Voldemort reaches under his seat and lifts a travel cauldron. It's the exact same one as mine. He undoes the latches on the sides, snapping the lid open. Inside, in neat little piles, are dozens of pinkish-white bricks wrapped in paper and tied with string.

"Soap." he says.

Sorry?

"I make and sell soap. The yardstick of civilization."

He pulls a card out of the cauldron, and hands it to me. "THE GRIMMAULD PLACE SOAP COMPANY." And this is how I met--

Lord Voldemort.

"Did you know if you mixed equal parts lamp oil and frozen pumpkin juice concentrate, you could make napalm?"

No, I didn't know that. Is that true?

Voldemort grins. "That's right. One can make all kinds of explosives using simple household items."

Really?

"If one were so inclined."

Voldemort snaps the lid of the cauldron back on.

"Voldemort, you are by far the most interesting single-serving friend I've met."

Voldemort stares at me for a moment. I lean in. See, obviously, everything on a plane is single-serving, even-

"Oh no, I get it. It's very clever." Voldemort cuts me off, grinning. "How's that working out for you?"

What?

"Being clever."

As I said, the most interesting single-serving friend ever. Great, I tell him.

"Keep it up then. Right up."

He stands, grabs his cauldron, and heads for the stairs in back leading further up the Knight Bus. A movement of the curtain, and he's gone.

How I came to live with Voldemort is that the Knight Bus has that policy about vibrating luggage.

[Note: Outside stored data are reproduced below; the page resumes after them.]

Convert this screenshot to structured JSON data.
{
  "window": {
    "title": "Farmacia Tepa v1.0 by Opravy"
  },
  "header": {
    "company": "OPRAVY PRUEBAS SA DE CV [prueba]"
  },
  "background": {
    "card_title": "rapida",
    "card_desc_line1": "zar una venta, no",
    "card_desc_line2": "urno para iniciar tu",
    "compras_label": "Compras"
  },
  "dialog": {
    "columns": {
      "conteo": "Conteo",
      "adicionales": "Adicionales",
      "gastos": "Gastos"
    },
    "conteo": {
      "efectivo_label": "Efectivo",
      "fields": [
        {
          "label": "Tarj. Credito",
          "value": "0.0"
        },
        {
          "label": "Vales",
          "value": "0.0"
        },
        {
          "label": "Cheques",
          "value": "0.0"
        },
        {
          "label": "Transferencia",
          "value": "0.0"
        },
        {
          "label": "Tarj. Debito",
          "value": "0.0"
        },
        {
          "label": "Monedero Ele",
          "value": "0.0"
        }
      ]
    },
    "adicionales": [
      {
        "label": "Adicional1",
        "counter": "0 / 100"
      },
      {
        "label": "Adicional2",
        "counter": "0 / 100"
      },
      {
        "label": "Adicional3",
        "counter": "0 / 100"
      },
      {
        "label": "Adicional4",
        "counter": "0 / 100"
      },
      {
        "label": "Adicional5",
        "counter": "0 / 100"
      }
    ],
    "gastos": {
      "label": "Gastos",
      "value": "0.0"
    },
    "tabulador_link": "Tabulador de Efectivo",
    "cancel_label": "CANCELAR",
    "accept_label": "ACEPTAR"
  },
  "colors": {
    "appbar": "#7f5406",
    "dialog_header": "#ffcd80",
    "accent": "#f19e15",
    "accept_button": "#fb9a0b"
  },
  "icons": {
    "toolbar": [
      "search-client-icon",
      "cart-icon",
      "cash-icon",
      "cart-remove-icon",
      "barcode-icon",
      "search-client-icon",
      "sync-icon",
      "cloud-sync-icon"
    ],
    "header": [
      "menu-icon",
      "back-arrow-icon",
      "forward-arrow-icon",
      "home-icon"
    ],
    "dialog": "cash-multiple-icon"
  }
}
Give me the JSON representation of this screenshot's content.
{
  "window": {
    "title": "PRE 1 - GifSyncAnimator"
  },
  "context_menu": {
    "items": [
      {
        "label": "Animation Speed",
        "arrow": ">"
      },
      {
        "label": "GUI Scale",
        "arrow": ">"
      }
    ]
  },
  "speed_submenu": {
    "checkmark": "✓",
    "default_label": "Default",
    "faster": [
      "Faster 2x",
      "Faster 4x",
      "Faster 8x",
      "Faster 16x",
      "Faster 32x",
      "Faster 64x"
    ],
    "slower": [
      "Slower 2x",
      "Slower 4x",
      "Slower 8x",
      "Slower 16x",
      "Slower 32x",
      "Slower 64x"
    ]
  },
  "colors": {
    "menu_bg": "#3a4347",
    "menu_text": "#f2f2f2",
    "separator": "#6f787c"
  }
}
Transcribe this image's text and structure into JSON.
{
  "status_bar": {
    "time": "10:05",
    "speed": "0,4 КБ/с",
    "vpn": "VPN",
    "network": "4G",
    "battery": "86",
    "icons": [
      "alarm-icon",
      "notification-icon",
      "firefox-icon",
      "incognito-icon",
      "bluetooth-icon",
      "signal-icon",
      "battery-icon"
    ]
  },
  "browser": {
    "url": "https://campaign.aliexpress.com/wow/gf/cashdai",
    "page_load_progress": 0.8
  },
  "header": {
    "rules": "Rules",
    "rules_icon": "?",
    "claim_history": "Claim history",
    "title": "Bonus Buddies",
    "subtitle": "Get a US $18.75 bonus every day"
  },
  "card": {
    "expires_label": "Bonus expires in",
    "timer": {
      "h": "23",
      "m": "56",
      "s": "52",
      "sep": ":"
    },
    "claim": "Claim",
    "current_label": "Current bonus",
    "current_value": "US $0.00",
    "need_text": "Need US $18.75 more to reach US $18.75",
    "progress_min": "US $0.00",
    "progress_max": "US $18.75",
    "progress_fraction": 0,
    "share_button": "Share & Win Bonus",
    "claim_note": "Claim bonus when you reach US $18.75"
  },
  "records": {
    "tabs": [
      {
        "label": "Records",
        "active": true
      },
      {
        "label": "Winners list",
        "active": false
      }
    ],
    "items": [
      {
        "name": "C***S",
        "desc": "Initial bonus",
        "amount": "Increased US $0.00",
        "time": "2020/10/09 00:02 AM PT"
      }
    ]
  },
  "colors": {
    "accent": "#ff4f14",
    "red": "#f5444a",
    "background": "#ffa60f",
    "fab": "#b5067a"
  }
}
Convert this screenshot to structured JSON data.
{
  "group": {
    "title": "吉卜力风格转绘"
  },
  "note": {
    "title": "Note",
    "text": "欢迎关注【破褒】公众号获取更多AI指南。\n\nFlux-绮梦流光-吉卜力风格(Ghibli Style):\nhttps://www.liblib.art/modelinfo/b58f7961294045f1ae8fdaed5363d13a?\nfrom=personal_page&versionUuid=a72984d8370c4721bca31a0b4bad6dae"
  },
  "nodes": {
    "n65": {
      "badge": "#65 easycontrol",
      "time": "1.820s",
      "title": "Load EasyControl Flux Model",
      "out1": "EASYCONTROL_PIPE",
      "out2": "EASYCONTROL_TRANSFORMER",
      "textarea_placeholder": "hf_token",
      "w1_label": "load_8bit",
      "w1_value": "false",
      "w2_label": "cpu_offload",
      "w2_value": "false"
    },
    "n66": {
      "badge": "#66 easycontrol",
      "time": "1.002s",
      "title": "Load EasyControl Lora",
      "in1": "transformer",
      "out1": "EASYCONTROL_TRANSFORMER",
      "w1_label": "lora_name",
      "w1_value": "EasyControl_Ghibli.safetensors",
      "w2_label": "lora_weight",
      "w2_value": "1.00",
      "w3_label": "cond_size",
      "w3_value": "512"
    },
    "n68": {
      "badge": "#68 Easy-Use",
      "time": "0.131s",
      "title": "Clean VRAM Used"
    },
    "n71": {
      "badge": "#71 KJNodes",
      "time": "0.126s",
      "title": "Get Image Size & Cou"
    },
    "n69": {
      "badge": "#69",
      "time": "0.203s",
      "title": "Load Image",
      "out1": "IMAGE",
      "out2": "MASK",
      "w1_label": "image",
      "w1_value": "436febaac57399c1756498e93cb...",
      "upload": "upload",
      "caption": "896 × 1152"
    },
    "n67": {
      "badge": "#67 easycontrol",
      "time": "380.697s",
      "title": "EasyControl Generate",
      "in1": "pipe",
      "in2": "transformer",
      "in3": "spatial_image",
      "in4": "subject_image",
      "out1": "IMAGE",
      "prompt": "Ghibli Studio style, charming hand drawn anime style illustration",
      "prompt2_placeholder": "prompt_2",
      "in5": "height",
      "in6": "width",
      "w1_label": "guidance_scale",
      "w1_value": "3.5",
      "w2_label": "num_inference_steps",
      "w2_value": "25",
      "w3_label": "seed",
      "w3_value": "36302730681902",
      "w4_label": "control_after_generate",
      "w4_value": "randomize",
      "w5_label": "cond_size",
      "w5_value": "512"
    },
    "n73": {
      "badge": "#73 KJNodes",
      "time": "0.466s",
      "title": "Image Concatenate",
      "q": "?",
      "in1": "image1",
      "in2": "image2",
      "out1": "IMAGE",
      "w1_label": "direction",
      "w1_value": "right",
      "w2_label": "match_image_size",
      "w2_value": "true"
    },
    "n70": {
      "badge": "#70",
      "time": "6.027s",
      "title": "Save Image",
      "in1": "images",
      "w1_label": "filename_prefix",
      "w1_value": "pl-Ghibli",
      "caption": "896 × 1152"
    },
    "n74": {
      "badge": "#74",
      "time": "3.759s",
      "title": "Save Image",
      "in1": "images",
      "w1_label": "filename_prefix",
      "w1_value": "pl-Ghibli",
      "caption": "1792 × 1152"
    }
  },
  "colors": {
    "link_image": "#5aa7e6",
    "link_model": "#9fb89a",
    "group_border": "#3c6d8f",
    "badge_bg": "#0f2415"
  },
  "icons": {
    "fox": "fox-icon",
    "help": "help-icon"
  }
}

Standing on the Muggle lawn, my Aunt and Uncle and cousin sitting Stupefied against the back fence, everything that I is or was up in flames or scattered around on the ground around me, my hands find a crumpled piece of parchment in a side pocket. Scribbled on it in her untidy handwriting is "Ginny" and "Gringotts Hotel - 8G".

The fireplace that the Muggles had had been temporarily connected to the Floo network. The wizard was milling around in the hallway, and lent me a bag of powder. I tossed a pinch in, and said quietly, "Gringott's Hotel. 8G".

I didn't stick my face in all the way, and could only make out dimly what was on the other side. After a moment, a vision of Ginny's face appeared in the flames. I backed away from the fireplace as she looked around. It took her a minute to focus her eyes, and I felt myself backing away and to the side.

"Yeah?" she coughed into the air.

I saw the fireball, pouring out onto the lawn.

"I can hear you breathing, you sick fu--" the connection broke, the last of the Floo powder used up.

I got another pinch of Floo powder and called Voldemort

THE ALLEY BEHIND THE Three Broomsticks smelled of old pumpkin juice, vomit, and house elf urine. Muggle alleys smell like this, too, though without the tangy scent of the house elf urine. Places like this never got the high-quality elves that the rich pureblood families had, and a lot of them had problems. The kind of problem you get through slave labor conditions, forced breeding for desired traits, and a lack of proper clothing. House elves peeing up and out through the basement windows is one of them. Most of the time the urine would dribble back down into the basement. House elves work hard, but none of them are very bright.

Voldemort and I stepped out into the alley, holding a pair of mugs smuggled through the back door. I look up at the stars, and it's getting late.

Oh, God, it's late. Hey, thanks for the beer.

"Yeah, man."

I should find a room. There were plenty of them in the area. Boarding houses and pubs with rooms, wizard-friendly.

"What?"

What?

"Like, a bed and breakfast?"

Yeah.

"Just ask it, man."

What are you talking about?

"Three pitchers of ale and you still can't ask." My mug still has an inch left, swirling in the bottom.

What?

"You called me so you could have a place to stay."

Hey, no, no, no,

"Yes you did. Just ask. Cut the foreplay and just ask, man."

Would that be a problem?

"Is it a problem for you to ask?"

Can I stay at your place?

"Yeah." He plucks the mug from my hand, then turns down the alley and sets it down on the cobblestones, right next to his.

Thanks.

"But I want you to do me one favor."

Yeah, sure.

"I want you to hex me as hard as you can."